An analysis undertaken by The Washington Post in June found that a mere 11 people were responsible for the majority of nearly 1,000 challenges lodged against books in public schools in 37 states.
To conduct the study, The Post requested copies of all book challenges filed during the 2021-2022 school year in 153 public school districts examined by Tasslyn Magnusson, a researcher who works with PEN America, a free-speech advocacy group.
“A stated wish to shield children from sexual content is the main factor animating attempts to remove LGBTQ books,” The Post found. The second most common reason cited for pulling LGBTQ+ texts was “an explicit desire to prevent children from reading about lesbian, gay, bisexual, transgender, nonbinary and queer lives.”
In one case, Cindy Martin, a parent in Forsyth County, Ga., requested that three books be removed, among them a title about a gay hockey player. Martin urged school officials to “remove all copies and burn it.”
Martin told the newspaper, “It has no place in the school system. It really has no place in society. I am a believer in Jesus Christ, and I feel he has put this passion in me to protect children.”
The Post pointed to data from the American Library Association indicating that LGBTQ+-themed books accounted for 1% to 3% of book challenges in schools from 2000 to 2010. By 2018, the number rose to 16%. In 2022, it was 45.5%.

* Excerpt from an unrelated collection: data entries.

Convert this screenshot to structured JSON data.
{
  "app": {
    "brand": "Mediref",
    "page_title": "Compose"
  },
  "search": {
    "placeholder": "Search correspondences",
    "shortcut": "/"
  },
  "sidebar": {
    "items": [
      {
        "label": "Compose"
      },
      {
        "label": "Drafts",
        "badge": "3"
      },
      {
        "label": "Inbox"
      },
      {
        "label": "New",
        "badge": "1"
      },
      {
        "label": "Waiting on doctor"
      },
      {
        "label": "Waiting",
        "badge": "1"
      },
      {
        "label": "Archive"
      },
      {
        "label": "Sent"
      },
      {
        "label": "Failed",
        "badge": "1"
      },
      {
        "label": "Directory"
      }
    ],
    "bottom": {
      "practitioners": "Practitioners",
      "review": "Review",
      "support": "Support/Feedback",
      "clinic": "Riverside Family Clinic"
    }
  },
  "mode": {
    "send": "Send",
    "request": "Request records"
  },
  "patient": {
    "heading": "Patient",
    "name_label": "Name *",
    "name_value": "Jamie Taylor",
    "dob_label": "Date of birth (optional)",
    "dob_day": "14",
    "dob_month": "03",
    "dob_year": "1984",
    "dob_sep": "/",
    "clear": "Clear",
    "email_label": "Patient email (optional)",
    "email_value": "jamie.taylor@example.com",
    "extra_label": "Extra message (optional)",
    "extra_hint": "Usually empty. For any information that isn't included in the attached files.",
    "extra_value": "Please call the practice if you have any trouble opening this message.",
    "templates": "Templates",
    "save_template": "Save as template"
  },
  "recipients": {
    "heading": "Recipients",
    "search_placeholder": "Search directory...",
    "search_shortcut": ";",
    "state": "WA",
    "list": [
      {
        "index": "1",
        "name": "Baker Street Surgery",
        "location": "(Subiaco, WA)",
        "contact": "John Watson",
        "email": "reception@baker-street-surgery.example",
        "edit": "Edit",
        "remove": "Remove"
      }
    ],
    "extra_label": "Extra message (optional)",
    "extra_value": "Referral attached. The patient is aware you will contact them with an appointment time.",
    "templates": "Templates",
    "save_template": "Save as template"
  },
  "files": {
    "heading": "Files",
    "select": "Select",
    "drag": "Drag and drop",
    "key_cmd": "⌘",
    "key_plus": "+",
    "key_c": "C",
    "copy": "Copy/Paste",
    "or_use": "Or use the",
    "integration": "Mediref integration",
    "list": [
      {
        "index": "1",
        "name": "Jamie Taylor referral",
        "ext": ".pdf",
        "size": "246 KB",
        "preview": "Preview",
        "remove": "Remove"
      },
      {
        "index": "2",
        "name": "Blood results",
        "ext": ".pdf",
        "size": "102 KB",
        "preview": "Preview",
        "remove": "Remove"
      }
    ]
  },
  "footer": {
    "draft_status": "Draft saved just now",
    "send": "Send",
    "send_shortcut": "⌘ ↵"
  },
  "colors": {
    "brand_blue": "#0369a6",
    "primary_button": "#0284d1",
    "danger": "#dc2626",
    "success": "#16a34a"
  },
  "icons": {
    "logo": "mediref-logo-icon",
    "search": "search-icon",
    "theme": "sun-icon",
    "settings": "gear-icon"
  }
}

The analysis found that in 62% of the challenges involving LGBTQ+-themed books, complaints were made about sexual content. But in 37% of the challenges, people complained simply because the books featured LGBTQ+ characters or themes.
The study also found that 8% of the complaints filed against LGBTQ+ books argued that the titles would “groom” children into adopting LGBTQ+ identities.